There were other “change-promoting” organizations concurrent with JF.  Probably the best-known among synod-watchers was “Daystar,” which still has an active website ( ).  Daystar started publishing online in 1999, at the same time as JF.  It advocated more radical changes than JF.  Daystar editors have been Robert Schmidt and Matthew Becker.  Their editorial board has included:  David Benke, Eugene Brueggemann, Carol Schmidt, David Stein, and Karl Wyneken.  I noticed a drop-off in the number of published articles by Daystar in mid-2017, which reduced article count continues today.  One possible explanation for this sudden change is that some of the Daystar authors started writing anonymously for CM.  There could be other explanations, such as loss of interest by the Daystar group in its causes, change of leadership, etc.
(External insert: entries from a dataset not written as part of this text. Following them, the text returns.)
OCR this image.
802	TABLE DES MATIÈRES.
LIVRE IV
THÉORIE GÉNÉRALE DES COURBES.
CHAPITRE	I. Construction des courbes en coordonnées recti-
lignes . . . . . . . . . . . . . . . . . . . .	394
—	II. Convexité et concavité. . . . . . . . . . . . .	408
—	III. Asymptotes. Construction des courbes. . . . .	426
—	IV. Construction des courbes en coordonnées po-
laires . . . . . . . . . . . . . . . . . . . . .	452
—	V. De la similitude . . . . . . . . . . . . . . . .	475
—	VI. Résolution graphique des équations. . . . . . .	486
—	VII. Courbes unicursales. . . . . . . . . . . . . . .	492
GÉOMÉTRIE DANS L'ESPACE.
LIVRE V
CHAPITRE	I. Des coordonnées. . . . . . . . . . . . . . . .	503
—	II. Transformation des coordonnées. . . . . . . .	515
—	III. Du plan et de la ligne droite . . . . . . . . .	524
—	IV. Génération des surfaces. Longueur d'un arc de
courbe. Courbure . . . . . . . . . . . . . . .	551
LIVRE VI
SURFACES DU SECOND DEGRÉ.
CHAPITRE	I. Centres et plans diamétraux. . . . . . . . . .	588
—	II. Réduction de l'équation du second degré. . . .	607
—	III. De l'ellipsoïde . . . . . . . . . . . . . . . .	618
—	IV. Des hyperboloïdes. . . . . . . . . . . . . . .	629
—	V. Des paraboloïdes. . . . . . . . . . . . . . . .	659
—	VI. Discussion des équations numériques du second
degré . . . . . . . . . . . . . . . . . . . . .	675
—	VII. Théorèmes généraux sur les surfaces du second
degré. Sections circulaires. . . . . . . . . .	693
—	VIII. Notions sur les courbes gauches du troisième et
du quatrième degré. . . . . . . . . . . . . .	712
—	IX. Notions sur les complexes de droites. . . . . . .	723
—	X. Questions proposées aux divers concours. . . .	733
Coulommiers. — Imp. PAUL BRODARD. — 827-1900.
Prior to the establishment of JF, there was a change-promoting organization known as “Lutherans Alive,” which published a newsletter titled ForwardForward began in 1995, just prior to the synod convention that year.  It was published from 1995 to 1998, ceasing publication when JF began.  Like JF, “Lutherans Alive” wanted a change in synodical leadership and were targeting their complaints primarily at President Barry, who was elected in 1992.  Their main cause seemed to be the broadening of the LCMS traditional practice of “closed communion.” The return address for Forward pointed to “Bishop and List Interests” of Boca Raton, Florida, which was the organization that also published the Florida-Georgia district newsletter at that time. The bulk mail indicia for Forward was also registered in Boca Raton, Florida.

For those who do not know about synod’s workings prior to 1995, here is a brief recap. Prior to “Lutherans Alive,” the synod was embroiled for a triennium (1989-92) over the illegitimate deposal of Dr. Robert Preus from the presidency of the Fort Wayne seminary.  This conflict was resolved by the election of President Barry instead of the incumbent Ralph Bohlmann, though it never really resolved the injustice done to Preus, his family, and his colleagues.  From the splitting-off of the AELC in December 1976 until 1989, the synod was at relative peace with itself.  Prior to December 1976, the synod had experienced a gradual liberalization of its Saint Louis seminary and other agencies, resulting in the Seminex explosion of January 1974.  This history is detailed from the change-promoting side in:  John H. Tietjen, Memoirs in Exile: Confessional Hope and Institutional Conflict (Minneapolis:  Fortress Press, 1990) and Richard O. Johnson, Changing World, Changeless Christ: The American Lutheran Publicity Bureau, 1914-2014 (Delhi, NY: ALPB, 2018).  It is detailed from the conservative side in:  Kurt E. Marquart, Anatomy of an Explosion (Fort Wayne, IN: Concordia Theological Seminary Press, 1977), Paul A. Zimmerman, A Seminary in Crisis (Saint Louis: Concordia Publishing House, 2007), and David P. Scaer, Surviving the Storms: Memoirs of David P. Scaer (Fort Wayne, IN: Luther Academy, 2019).

Delegates to the summer 2019 convention in Tampa, Florida can begin to prepare for the convention by reading some of these books.  Though not a delegate, I look forward to reading Scaer’s memoirs for new insights into this history!